Last week I posted about a problem I was having with my old-as-dirt work truck and how I had tried and failed miserably to fix it myself.
So I took it back to Mr. Mechanic and he figured out a way we could add a simple toggle switch to the dashboard and turn the wipers on and off that way.
Not perfect but workable and I scheduled to drop it off the next day.
Well.
Big Black must of been offended or pissed off or something because by the time I got home that evening the radiator was leaking and the next morning when I went out and started her up and pulled the emergency brake the cable snapped and the handle came off in my hand.
So.
I’m sitting there in my stuck and leaking truck twirling the snapped emergency brake handle, watching the broken undying wipers dry scrape across the windshield and wondering what the hell else could go wrong, knowing I should just sell the damn thing and move on.
It’s time.
But while I know it and while I sat there, nurturing my fuming anger knowing in my heart of hearts it was the thing to do- just get rid of the bitch- reluctance was nestling up right close to me, holding my hand and saying no baby, hold on.
Big Black has been my ride for a long time.

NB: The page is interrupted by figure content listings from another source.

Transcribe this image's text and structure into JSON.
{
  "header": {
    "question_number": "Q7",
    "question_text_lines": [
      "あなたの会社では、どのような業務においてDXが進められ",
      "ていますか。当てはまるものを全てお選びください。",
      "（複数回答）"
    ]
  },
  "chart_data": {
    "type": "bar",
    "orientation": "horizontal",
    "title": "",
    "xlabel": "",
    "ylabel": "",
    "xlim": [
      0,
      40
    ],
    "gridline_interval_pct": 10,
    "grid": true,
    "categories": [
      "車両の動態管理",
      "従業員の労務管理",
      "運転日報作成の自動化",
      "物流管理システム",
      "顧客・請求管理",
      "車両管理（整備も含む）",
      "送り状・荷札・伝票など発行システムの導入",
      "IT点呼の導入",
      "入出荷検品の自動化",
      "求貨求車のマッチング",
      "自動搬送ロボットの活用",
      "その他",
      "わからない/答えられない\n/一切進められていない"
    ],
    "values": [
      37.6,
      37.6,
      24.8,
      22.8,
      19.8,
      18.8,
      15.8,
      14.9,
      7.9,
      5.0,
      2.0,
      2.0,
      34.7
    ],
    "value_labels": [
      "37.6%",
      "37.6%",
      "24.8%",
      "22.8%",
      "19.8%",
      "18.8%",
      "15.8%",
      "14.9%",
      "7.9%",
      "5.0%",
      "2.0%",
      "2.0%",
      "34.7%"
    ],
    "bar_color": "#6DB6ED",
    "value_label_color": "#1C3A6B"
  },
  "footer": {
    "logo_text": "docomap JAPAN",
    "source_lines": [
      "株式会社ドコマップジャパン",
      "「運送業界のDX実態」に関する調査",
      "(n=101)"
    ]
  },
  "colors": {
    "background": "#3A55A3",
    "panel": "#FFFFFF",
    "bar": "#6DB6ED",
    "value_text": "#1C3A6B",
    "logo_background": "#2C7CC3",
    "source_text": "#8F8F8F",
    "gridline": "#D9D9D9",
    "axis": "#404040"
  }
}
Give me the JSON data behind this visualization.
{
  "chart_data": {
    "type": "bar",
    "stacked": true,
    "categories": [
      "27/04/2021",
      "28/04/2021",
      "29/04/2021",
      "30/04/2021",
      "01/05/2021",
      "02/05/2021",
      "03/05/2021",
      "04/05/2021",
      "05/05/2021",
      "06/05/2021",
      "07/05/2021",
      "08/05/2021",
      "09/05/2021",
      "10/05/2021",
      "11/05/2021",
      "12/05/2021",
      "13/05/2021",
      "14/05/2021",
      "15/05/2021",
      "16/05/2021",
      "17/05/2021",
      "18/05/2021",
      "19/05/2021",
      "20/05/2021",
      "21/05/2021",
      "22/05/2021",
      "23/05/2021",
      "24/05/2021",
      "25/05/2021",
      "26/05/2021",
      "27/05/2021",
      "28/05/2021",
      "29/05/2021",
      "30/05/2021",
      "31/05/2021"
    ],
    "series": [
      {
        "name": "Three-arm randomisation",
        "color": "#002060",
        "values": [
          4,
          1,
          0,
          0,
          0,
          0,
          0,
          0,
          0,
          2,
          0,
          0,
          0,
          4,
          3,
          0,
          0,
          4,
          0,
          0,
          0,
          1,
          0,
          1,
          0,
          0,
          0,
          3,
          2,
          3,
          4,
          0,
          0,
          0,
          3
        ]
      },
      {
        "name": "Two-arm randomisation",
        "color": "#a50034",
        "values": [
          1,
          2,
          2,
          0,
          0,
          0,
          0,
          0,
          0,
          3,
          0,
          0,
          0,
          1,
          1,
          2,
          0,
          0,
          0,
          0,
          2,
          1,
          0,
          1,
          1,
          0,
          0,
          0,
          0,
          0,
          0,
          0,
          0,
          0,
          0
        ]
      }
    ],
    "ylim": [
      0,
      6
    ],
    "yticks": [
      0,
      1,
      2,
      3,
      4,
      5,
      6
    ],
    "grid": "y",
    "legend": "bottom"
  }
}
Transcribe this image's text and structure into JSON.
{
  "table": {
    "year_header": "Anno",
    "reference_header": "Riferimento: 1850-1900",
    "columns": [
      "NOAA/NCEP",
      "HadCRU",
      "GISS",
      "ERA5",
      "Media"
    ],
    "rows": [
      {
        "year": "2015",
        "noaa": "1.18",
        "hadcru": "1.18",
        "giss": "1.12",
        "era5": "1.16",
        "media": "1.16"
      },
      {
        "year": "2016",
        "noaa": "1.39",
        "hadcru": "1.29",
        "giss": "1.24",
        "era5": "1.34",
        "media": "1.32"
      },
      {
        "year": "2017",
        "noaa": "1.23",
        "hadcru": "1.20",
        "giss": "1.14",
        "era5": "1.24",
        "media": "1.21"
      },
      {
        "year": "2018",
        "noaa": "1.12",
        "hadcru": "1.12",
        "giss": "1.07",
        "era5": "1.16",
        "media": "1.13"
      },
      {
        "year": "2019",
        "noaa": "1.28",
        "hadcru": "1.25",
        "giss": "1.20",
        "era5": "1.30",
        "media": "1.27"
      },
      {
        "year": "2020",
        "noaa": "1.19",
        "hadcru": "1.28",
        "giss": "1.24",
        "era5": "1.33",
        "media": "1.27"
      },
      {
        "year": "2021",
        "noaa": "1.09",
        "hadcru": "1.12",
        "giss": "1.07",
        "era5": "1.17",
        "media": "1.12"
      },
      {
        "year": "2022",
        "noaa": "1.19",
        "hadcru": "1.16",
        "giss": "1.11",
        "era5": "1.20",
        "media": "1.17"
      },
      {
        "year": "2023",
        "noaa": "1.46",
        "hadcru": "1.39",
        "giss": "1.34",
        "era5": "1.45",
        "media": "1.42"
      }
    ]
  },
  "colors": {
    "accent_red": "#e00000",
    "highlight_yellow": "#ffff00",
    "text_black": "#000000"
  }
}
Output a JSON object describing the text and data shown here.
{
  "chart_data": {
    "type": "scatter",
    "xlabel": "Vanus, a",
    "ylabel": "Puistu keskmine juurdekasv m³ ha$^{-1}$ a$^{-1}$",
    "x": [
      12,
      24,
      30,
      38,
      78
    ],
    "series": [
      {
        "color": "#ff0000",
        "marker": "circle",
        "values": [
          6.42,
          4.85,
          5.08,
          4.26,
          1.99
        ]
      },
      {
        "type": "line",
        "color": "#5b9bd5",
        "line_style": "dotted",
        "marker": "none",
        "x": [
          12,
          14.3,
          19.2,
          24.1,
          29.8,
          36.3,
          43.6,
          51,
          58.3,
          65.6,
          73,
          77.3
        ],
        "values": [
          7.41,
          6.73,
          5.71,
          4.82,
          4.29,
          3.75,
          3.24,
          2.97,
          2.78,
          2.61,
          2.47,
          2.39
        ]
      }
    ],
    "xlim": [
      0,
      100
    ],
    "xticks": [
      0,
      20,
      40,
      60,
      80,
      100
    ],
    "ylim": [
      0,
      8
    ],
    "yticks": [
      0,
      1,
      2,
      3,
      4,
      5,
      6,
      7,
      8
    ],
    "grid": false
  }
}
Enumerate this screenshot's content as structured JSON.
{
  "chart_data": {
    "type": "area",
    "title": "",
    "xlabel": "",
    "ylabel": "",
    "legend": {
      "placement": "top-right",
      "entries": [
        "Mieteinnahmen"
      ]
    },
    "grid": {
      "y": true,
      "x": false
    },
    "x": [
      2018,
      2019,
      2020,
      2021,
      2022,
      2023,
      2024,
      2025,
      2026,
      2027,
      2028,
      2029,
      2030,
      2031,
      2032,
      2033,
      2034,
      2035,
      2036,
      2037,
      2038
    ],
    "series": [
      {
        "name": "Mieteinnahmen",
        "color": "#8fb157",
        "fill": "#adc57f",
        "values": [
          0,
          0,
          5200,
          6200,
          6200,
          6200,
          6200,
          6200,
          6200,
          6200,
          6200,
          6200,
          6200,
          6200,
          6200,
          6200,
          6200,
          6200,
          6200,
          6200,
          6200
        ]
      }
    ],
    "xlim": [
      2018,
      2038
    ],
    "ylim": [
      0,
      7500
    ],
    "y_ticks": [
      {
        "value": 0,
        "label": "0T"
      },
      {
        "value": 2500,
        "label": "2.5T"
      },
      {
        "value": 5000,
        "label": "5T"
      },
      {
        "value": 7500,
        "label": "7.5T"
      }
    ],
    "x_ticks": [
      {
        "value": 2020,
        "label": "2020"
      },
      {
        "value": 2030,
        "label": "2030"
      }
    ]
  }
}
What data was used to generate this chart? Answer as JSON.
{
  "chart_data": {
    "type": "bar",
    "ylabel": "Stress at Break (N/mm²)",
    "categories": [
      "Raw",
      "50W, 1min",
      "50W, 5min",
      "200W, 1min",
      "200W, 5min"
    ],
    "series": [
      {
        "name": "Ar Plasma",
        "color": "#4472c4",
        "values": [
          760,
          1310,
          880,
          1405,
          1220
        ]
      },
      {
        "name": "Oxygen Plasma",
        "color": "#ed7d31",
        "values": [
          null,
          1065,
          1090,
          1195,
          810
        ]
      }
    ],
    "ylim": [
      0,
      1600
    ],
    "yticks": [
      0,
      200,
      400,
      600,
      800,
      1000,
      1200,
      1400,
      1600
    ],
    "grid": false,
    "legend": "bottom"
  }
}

The seat fits my butt. The gear shift and steering wheel are all well worn out by me. She’s as familiar as an old friend and while I know she’s just a bunch of metal, of nuts and bolts and wiring and shit I don’t understand and while I know she’s just a stupid truck I found myself-
Sitting there waiting for the tow truck listening to Cutter and Tug barking at me from inside the house and realizing just how fucked I am.
I’m gonna be driving this thing for the rest of my life.